Carbon capture and storage remains one of the most promising strategies to limit the impact of carbon emissions. Some industrial plants already capture carbon dioxide using amine sorbents, where heating regenerates the amines and removes the carbon dioxide – but this process is energy intensive.
Now, scientists led by Kumar Agrawal at the Swiss Federal Institute of Technology Lausanne (EPFL) have designed a polymer-functionalised graphene membrane that could rival industry’s current approach and present a more energy efficient method to filter carbon dioxide out of industrial emissions. ‘We designed the membrane while optimising the two aspects that are key for separation: the selective layer thickness and the affinity for carbon dioxide,’ says Argawal.
Unlike sorbents, membranes operate in a steady state. Carbon dioxide in the flue gas pumped onto the membrane interacts with the polymers on the surface. These interactions build up a higher concentration of carbon dioxide than nitrogen at the interface and the concentration difference causes carbon dioxide to pass through the membrane’s pores. ‘In a way we are regenerating it automatically,’ explains Argawal.
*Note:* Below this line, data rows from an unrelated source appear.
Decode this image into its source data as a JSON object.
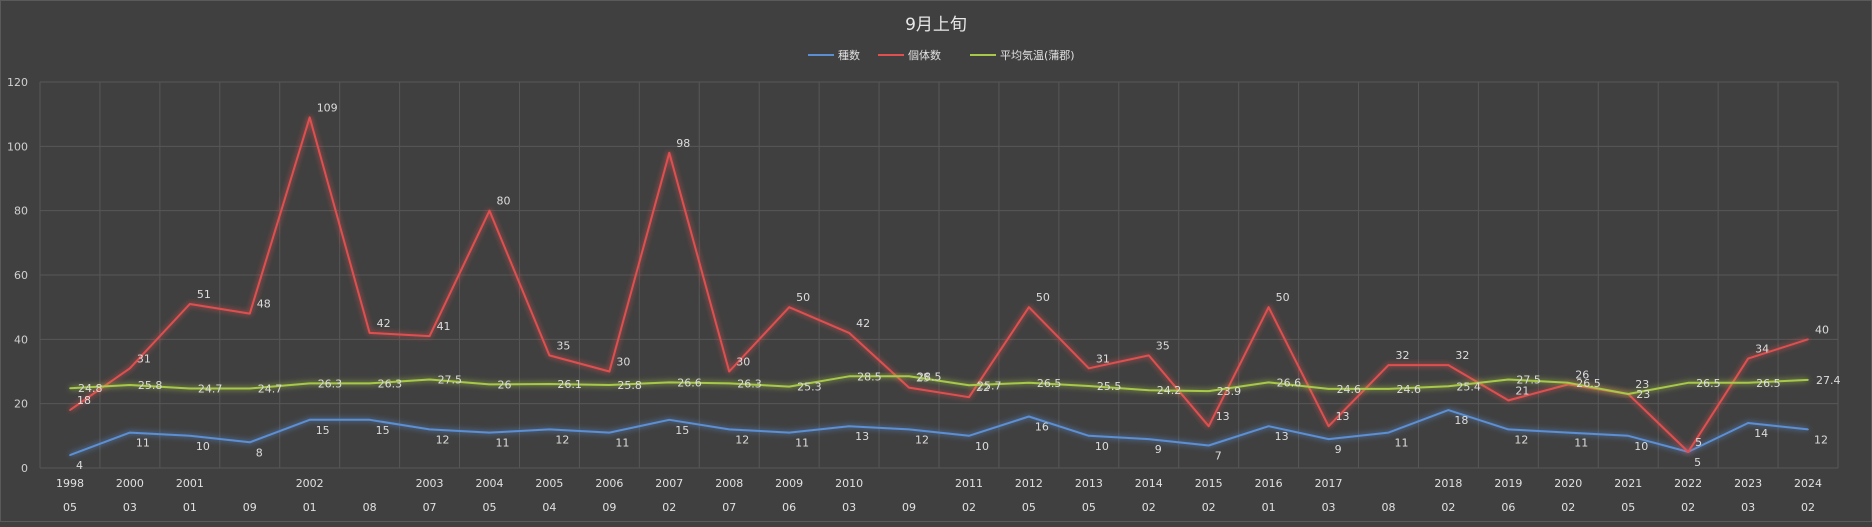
{
  "chart_data": {
    "type": "line",
    "title": "9月上旬",
    "ylim": [
      0,
      120
    ],
    "yticks": [
      0,
      20,
      40,
      60,
      80,
      100,
      120
    ],
    "grid": true,
    "legend_position": "top",
    "categories": [
      {
        "year": "1998",
        "sub": "05"
      },
      {
        "year": "2000",
        "sub": "03"
      },
      {
        "year": "2001",
        "sub": "01"
      },
      {
        "year": "",
        "sub": "09"
      },
      {
        "year": "2002",
        "sub": "01"
      },
      {
        "year": "",
        "sub": "08"
      },
      {
        "year": "2003",
        "sub": "07"
      },
      {
        "year": "2004",
        "sub": "05"
      },
      {
        "year": "2005",
        "sub": "04"
      },
      {
        "year": "2006",
        "sub": "09"
      },
      {
        "year": "2007",
        "sub": "02"
      },
      {
        "year": "2008",
        "sub": "07"
      },
      {
        "year": "2009",
        "sub": "06"
      },
      {
        "year": "2010",
        "sub": "03"
      },
      {
        "year": "",
        "sub": "09"
      },
      {
        "year": "2011",
        "sub": "02"
      },
      {
        "year": "2012",
        "sub": "05"
      },
      {
        "year": "2013",
        "sub": "05"
      },
      {
        "year": "2014",
        "sub": "02"
      },
      {
        "year": "2015",
        "sub": "02"
      },
      {
        "year": "2016",
        "sub": "01"
      },
      {
        "year": "2017",
        "sub": "03"
      },
      {
        "year": "",
        "sub": "08"
      },
      {
        "year": "2018",
        "sub": "02"
      },
      {
        "year": "2019",
        "sub": "06"
      },
      {
        "year": "2020",
        "sub": "02"
      },
      {
        "year": "2021",
        "sub": "05"
      },
      {
        "year": "2022",
        "sub": "02"
      },
      {
        "year": "2023",
        "sub": "03"
      },
      {
        "year": "2024",
        "sub": "02"
      }
    ],
    "series": [
      {
        "name": "種数",
        "color": "#5b8fd4",
        "values": [
          4,
          11,
          10,
          8,
          15,
          15,
          12,
          11,
          12,
          11,
          15,
          12,
          11,
          13,
          12,
          10,
          16,
          10,
          9,
          7,
          13,
          9,
          11,
          18,
          12,
          11,
          10,
          5,
          14,
          12
        ]
      },
      {
        "name": "個体数",
        "color": "#e05050",
        "values": [
          18,
          31,
          51,
          48,
          109,
          42,
          41,
          80,
          35,
          30,
          98,
          30,
          50,
          42,
          25,
          22,
          50,
          31,
          35,
          13,
          50,
          13,
          32,
          32,
          21,
          26,
          23,
          5,
          34,
          40
        ]
      },
      {
        "name": "平均気温(蒲郡)",
        "color": "#a8c84a",
        "values": [
          24.8,
          25.8,
          24.7,
          24.7,
          26.3,
          26.3,
          27.5,
          26,
          26.1,
          25.8,
          26.6,
          26.3,
          25.3,
          28.5,
          28.5,
          25.7,
          26.5,
          25.5,
          24.2,
          23.9,
          26.6,
          24.6,
          24.6,
          25.4,
          27.5,
          26.5,
          23,
          26.5,
          26.5,
          27.4
        ]
      }
    ]
  }
}
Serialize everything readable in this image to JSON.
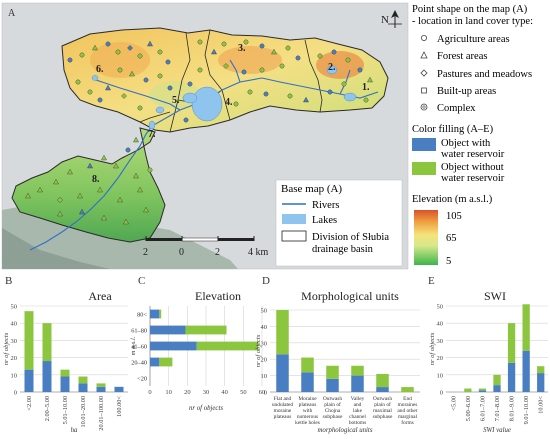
{
  "map": {
    "panel_letter": "A",
    "north_label": "N",
    "region_labels": [
      "1.",
      "2.",
      "3.",
      "4.",
      "5.",
      "6.",
      "7.",
      "8."
    ],
    "scale": {
      "ticks": [
        "2",
        "0",
        "2",
        "4 km"
      ]
    }
  },
  "legend": {
    "point_title_1": "Point shape on the map (A)",
    "point_title_2": "- location in land cover type:",
    "point_items": [
      {
        "label": "Agriculture areas",
        "shape": "circle"
      },
      {
        "label": "Forest areas",
        "shape": "triangle"
      },
      {
        "label": "Pastures and meadows",
        "shape": "diamond"
      },
      {
        "label": "Built-up areas",
        "shape": "square"
      },
      {
        "label": "Complex",
        "shape": "ring"
      }
    ],
    "fill_title": "Color filling (A–E)",
    "fill_items": [
      {
        "label_1": "Object with",
        "label_2": "water reservoir",
        "color": "#4a7ec2"
      },
      {
        "label_1": "Object without",
        "label_2": "water reservoir",
        "color": "#8cc63f"
      }
    ],
    "base_title": "Base map (A)",
    "base_items": [
      {
        "label_1": "Rivers",
        "label_2": "",
        "kind": "line"
      },
      {
        "label_1": "Lakes",
        "label_2": "",
        "kind": "lake"
      },
      {
        "label_1": "Division of Słubia",
        "label_2": "drainage basin",
        "kind": "boundary"
      }
    ],
    "elevation_title": "Elevation (m a.s.l.)",
    "elevation_ticks": [
      "105",
      "65",
      "5"
    ]
  },
  "colors": {
    "with_reservoir": "#4a7ec2",
    "without_reservoir": "#8cc63f"
  },
  "chart_data": [
    {
      "panel": "B",
      "type": "bar",
      "stacked": true,
      "title": "Area",
      "xlabel": "ha",
      "ylabel": "nr of objects",
      "categories": [
        "<2.00",
        "2.00–5.00",
        "5.01–10.00",
        "10.01–20.00",
        "20.01–100.00",
        "100.00<"
      ],
      "yticks": [
        "0",
        "10",
        "20",
        "30",
        "40",
        "50"
      ],
      "ylim": [
        0,
        50
      ],
      "series": [
        {
          "values": [
            13,
            18,
            9,
            5,
            3,
            3
          ]
        },
        {
          "values": [
            34,
            22,
            4,
            4,
            2,
            0
          ]
        }
      ]
    },
    {
      "panel": "C",
      "type": "bar",
      "orientation": "horizontal",
      "stacked": true,
      "title": "Elevation",
      "xlabel": "nr of objects",
      "ylabel": "m a.s.l.",
      "categories": [
        "80<",
        "61–80",
        "41–60",
        "20–40",
        "<20"
      ],
      "xticks": [
        "0",
        "10",
        "20",
        "30",
        "40",
        "50",
        "60"
      ],
      "xlim": [
        0,
        60
      ],
      "series": [
        {
          "values": [
            5,
            19,
            25,
            5,
            0
          ]
        },
        {
          "values": [
            1,
            22,
            33,
            7,
            0
          ]
        }
      ]
    },
    {
      "panel": "D",
      "type": "bar",
      "stacked": true,
      "title": "Morphological units",
      "xlabel": "morphological units",
      "ylabel": "nr of objects",
      "categories": [
        [
          "Flat and",
          "undulated",
          "moraine",
          "plateaus"
        ],
        [
          "Moraine",
          "plateaus",
          "with",
          "numerous",
          "kettle holes"
        ],
        [
          "Outwash",
          "plain of",
          "Chojna",
          "subphase"
        ],
        [
          "Valley",
          "and",
          "lake",
          "channel",
          "bottoms"
        ],
        [
          "Outwash",
          "plain of",
          "maximal",
          "subphase"
        ],
        [
          "End",
          "moraines",
          "and other",
          "marginal",
          "forms"
        ]
      ],
      "yticks": [
        "0",
        "10",
        "20",
        "30",
        "40",
        "50"
      ],
      "ylim": [
        0,
        50
      ],
      "series": [
        {
          "values": [
            23,
            12,
            8,
            10,
            3,
            0
          ]
        },
        {
          "values": [
            27,
            9,
            8,
            6,
            8,
            3
          ]
        }
      ]
    },
    {
      "panel": "E",
      "type": "bar",
      "stacked": true,
      "title": "SWI",
      "xlabel": "SWI value",
      "ylabel": "nr of objects",
      "categories": [
        "<5.00",
        "5.00–6.00",
        "6.01–7.00",
        "7.01–8.00",
        "8.01–9.00",
        "9.01–10.00",
        "10.00<"
      ],
      "yticks": [
        "0",
        "10",
        "20",
        "30",
        "40",
        "50"
      ],
      "ylim": [
        0,
        50
      ],
      "series": [
        {
          "values": [
            0,
            0,
            1,
            4,
            17,
            24,
            11
          ]
        },
        {
          "values": [
            0,
            2,
            1,
            6,
            23,
            27,
            4
          ]
        }
      ]
    }
  ]
}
The membranes, which are much thinner than existing membranes, have a selectivity of 22.5 and permeance of 6180 gas permeation units (GPU), exceeding the targets of 20 and 1000 GPU set by the US Department of Energy. This means that the membrane blocks 96% of the nitrogen in the flue gas, yet lets through a small amount to ensure its pores aren’t blocked off by nitrogen, which keeps carbon dioxide filtering through quickly.
‘The most impactful aspect is the preparation of high-quality samples of single-layer porous graphene-polymer hybrid membranes,’ comments Sankar Nair, who researches the use of nanoporous membranes in renewable and clean energy at Georgia Institute of Technology, US. ‘Practical large-scale applications may have a longer way to go.’
While the team has only made centimetre-sized versions of their membrane, Agrawal says they could ultimately alter carbon capture technology, as well as other industrial separations. ‘If you can do it for carbon dioxide and nitrogen, you can do it for any molecule.’